Revolution Club members were agitating and also passing out their flier "Stop Killing Each Other, Start Fighting the System" to people. A club member saw one youth starting to crumple up the flier and challenged them, making a point to distinguish what we were saying from the general "stop the violence movement." She talked about how the powers that be fear young Black people. How in the 60's the Panthers put revolution on the agenda and around the world the image of a young Black person was that of a revolutionary and how their system was shaken to its foundations but we weren't successful in making revolution. The rulers never want to see that happen again and have been working overtime to make sure of that by criminalizing Black youth.
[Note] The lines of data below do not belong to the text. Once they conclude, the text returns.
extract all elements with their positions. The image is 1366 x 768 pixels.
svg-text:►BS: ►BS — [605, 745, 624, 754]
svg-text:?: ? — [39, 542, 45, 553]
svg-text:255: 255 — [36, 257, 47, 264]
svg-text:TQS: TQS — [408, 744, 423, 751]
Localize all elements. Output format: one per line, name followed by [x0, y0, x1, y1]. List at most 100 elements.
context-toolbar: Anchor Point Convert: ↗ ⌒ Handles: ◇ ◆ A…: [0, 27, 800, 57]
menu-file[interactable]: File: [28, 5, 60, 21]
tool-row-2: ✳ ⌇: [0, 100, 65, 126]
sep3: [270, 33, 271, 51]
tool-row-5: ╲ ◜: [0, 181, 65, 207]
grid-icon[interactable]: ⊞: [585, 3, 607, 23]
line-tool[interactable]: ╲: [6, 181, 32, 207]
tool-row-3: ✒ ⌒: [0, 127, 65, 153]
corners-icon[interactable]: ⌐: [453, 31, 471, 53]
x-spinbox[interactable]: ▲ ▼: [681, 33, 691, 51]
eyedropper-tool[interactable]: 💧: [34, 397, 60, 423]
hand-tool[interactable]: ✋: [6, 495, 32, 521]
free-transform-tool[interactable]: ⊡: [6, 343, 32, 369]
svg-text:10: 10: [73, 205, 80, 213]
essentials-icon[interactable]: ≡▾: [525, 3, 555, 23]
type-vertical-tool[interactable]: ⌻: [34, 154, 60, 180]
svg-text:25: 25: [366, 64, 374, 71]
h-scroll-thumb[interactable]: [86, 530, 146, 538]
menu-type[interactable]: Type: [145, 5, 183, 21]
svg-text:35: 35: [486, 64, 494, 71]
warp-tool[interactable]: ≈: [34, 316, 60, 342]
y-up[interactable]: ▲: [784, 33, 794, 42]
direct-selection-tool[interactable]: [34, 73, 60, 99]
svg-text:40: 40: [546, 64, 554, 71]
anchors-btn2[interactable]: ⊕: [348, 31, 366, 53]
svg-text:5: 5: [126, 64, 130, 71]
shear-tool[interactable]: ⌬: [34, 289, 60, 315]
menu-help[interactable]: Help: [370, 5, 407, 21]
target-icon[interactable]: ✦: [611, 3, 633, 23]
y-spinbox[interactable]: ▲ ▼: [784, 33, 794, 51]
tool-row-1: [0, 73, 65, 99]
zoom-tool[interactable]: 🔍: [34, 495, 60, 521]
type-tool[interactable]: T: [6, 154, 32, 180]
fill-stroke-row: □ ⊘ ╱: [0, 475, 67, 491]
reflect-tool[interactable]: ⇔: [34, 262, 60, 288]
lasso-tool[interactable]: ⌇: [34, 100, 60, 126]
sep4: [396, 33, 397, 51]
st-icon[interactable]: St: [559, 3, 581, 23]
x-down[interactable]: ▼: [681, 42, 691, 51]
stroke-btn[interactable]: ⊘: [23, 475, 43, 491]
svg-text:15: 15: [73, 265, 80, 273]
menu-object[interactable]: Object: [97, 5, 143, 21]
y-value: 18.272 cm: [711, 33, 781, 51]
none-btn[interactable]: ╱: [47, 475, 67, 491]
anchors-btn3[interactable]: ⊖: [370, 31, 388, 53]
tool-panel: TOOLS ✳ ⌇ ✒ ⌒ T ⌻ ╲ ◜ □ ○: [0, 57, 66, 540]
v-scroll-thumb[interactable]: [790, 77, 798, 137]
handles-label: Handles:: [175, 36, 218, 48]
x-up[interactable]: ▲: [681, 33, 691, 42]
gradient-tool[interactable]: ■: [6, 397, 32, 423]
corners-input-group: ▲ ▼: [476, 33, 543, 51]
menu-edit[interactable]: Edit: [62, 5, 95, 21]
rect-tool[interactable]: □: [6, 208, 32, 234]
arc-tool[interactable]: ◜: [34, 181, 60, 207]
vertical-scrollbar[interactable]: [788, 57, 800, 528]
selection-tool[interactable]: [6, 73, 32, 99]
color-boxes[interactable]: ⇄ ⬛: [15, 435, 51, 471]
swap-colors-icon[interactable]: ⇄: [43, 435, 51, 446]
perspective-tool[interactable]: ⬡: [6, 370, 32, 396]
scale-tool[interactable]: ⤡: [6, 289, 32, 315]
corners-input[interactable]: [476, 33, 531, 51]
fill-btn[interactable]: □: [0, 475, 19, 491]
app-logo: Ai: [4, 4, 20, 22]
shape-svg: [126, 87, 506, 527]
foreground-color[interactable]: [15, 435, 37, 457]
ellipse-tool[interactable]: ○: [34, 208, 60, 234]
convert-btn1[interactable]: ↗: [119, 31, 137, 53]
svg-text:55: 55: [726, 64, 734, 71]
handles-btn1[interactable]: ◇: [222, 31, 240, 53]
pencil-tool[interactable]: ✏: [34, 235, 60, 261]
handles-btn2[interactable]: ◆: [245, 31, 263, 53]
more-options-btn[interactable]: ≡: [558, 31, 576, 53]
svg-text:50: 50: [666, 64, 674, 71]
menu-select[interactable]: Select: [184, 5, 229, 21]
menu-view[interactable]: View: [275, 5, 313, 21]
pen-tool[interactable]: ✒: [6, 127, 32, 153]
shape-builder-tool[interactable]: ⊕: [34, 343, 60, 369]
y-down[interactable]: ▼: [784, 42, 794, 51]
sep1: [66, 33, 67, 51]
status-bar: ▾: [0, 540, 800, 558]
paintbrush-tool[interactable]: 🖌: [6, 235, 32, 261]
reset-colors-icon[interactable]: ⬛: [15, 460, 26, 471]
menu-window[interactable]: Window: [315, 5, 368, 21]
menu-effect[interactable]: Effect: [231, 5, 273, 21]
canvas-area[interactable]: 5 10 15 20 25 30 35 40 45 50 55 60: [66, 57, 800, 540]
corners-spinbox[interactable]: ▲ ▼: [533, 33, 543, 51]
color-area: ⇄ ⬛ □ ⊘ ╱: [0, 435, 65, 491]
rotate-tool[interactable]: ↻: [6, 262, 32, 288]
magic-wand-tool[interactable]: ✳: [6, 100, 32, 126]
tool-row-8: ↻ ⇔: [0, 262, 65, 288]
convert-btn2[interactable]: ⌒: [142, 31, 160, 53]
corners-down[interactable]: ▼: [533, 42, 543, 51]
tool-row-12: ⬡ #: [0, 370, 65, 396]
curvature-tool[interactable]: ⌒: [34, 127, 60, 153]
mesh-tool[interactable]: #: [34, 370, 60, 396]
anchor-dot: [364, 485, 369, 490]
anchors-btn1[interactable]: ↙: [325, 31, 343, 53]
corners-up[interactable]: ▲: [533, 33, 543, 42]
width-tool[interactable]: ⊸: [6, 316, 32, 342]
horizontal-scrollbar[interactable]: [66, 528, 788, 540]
As she was speaking the youth began uncrumpling and reading the flier.

One member attempted to pass the flier to people watching from the building across the alley. The police blocking the gate tried to stop her but she would not leave. In defiance, a young man from the building came out of the gate and took a stack of fliers.

As the crowd got louder and louder, the scene got more intense. A large number of people, and especially young women, were expressing outrage at the police, screaming and yelling. Revolution Club members were agitating in the midst of all this, about the role of the police and need for people to get with the revolution. As it got more and more tense, the police began to slowly withdraw from the alley.

When all the police were gone, the crowd returned to the vigil and the balloons were released for Dillian. Many people got materials from the Revolution Club—papers, palm cards, our flier and one young woman got the RNL shirt. Everyone we met there is being invited to an open meeting of the Revolution Club Sunday.